Freiburger Mordprozess
:Wie Polizisten das Handy des Tatverdächtigen auslasen

Eine israelische Firma half Ermittlern, das Smartphone von Hussein K. zu knacken. Er soll die Freiburger Studentin Maria L. vergewaltigt und ermordet haben. Sein Geständnis erscheint nun fragwürdig.

Von Katharina Kutsche und Hakan Tanriverdi

10. Oktober 2017: Pflegefamilie von Hussein K. sagt aus

Die Pflegemutter von Hussein K. kennt die afghanische Kultur und ist im Umgang mit jungen Geflüchteten erfahren. Seit Ende 2015 war sie als ehrenamtliche Helferin tätig. Als sie Hussein K. kennenlernte, habe sie ihren Mann, einen 61-jährigen Kinderarzt, überzeugt, ihn als Pflegesohn aufzunehmen.
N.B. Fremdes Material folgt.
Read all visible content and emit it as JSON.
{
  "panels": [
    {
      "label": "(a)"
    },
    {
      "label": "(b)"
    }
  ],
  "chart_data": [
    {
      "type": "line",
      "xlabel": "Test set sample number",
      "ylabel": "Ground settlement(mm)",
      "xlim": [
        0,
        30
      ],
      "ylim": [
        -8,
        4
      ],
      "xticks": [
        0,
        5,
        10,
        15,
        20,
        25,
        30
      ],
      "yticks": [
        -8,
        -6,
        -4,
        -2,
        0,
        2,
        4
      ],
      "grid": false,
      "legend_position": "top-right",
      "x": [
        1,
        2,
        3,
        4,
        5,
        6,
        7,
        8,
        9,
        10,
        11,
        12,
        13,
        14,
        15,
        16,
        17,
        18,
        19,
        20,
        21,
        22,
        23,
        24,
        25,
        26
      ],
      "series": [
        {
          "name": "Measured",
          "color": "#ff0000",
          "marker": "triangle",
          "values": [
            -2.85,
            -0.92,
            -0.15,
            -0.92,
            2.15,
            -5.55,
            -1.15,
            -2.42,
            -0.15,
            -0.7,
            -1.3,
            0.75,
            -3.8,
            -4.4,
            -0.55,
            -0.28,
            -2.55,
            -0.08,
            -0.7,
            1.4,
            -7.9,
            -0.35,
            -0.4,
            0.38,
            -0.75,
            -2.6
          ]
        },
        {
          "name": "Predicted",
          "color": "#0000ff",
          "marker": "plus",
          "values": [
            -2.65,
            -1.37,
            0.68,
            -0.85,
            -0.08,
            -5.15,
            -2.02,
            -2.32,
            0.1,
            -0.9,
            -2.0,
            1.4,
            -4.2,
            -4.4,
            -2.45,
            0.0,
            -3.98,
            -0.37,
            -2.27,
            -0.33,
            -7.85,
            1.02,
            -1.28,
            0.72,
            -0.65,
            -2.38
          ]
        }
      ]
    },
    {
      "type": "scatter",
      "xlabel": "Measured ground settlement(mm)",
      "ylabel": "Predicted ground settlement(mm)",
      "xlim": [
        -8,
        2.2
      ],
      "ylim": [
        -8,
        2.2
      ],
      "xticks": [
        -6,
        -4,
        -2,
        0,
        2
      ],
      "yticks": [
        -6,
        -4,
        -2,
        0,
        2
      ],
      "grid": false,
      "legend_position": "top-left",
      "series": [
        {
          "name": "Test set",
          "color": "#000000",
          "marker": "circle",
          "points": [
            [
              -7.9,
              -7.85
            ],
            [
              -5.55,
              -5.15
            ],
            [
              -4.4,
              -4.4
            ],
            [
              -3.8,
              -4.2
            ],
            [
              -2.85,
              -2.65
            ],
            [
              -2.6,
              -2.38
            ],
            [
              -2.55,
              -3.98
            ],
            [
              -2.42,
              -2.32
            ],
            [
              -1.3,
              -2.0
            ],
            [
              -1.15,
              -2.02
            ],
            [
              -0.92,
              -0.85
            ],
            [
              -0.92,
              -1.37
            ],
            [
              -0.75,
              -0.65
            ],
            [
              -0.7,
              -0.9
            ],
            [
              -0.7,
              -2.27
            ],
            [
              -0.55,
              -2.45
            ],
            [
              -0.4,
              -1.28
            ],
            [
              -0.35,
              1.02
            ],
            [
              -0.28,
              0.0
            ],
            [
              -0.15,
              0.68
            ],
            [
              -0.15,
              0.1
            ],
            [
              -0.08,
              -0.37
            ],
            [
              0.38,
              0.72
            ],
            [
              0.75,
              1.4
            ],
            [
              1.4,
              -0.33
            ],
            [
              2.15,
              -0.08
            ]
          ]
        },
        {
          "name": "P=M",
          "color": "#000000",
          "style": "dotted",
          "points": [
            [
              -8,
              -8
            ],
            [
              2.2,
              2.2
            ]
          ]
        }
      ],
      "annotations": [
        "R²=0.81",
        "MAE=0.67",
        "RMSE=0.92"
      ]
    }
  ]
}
14. November 2017: DNA von Hussein K. am Tatort nachgewiesen

Hussein K. versucht zum dritten Mal Suizid zu begehen. An vielen Beweisstücken, die vom Tatort stammen, ist genetisches Material des Angeklagten nachgewiesen worden. Mittlerweile sind zwei Gutachter zu dem Ergebnis gekommen, dass der Angeklagte zum Zeitpunkt der Tat älter als 21 Jahre alt war.

2. März 2018: Psychiatrisches Gutachten

Das Gutachten des forensischen Psychiaters beschreibt Hussein K. als manipulative Person mit psychopatischen Zügen. Der Angeklagte habe im Prozess auf eine traumatische Kindheit verwiesen und angegeben, er sei vergewaltigt worden. In der Tatnacht sei er betrunken gewesen und habe sein Opfer nicht gezielt ausgewählt. Doch sämtliche Versuche, die Tat zu entschuldigen oder seine Schuld zu schmälern, seien nicht überzeugend, so der Gutachter. Hussein K. sei nicht traumatisiert und nicht psychisch krank, seine Suizidversuche in Haft seien nicht ernst zu nehmen. Der Gutachter spricht sich dafür aus, dass der Angeklagte nach der Haft in Sicherungsverwahrung kommt.

9. März 2018: Staatsanwalt und Nebenklage fordern Höchststrafe

Oberstaatsanwalt Eckart Berger fordert im Mordprozess gegen Hussein K. lebenslange Haft, Feststellung der besonderen Schwere der Schuld und Anordnung der Sicherungsverwahrung. Es ist die höchste Strafe, die das deutsche Recht vorsieht. Eine Freilassung auf Bewährung nach 15 Jahren wäre dann ausgeschlossen.

12. März 2018: Verteidiger fordert Therapie für Hussein K.

Pflichtverteidiger Sebastian Glathe fordert kein bestimmtes Strafmaß, legt für den Angeklagten aber eine Psychotherapie nahe. In seinem Plädoyer merkt Glathe an, dass eine Verurteilung wegen Mordes und Vergewaltigung auch nach Jugendstrafrecht rechtlich möglich sei. Für die Feststellung der besonderen Schwere der Schuld sowie die Anordnung der Sicherheitsverwahrung fehle die Grundlage.

22. März 2018: Urteil

Als das Landgericht Freiburg das Urteil verkündet, wird im vollbesetzten Saal geklatscht. Hussein K. hat die Höchststrafe bekommen. Wegen des Mordes ist er zu lebenslanger Haft verurteilt worden. Die Richter stellten zudem die besondere Schwere der Schuld fest und ordneten die Sicherungsverwahrung an. Damit ist eine vorzeitige Haftentlassung nach 15 Jahren zwar möglich, in der Praxis aber so gut wie ausgeschlossen.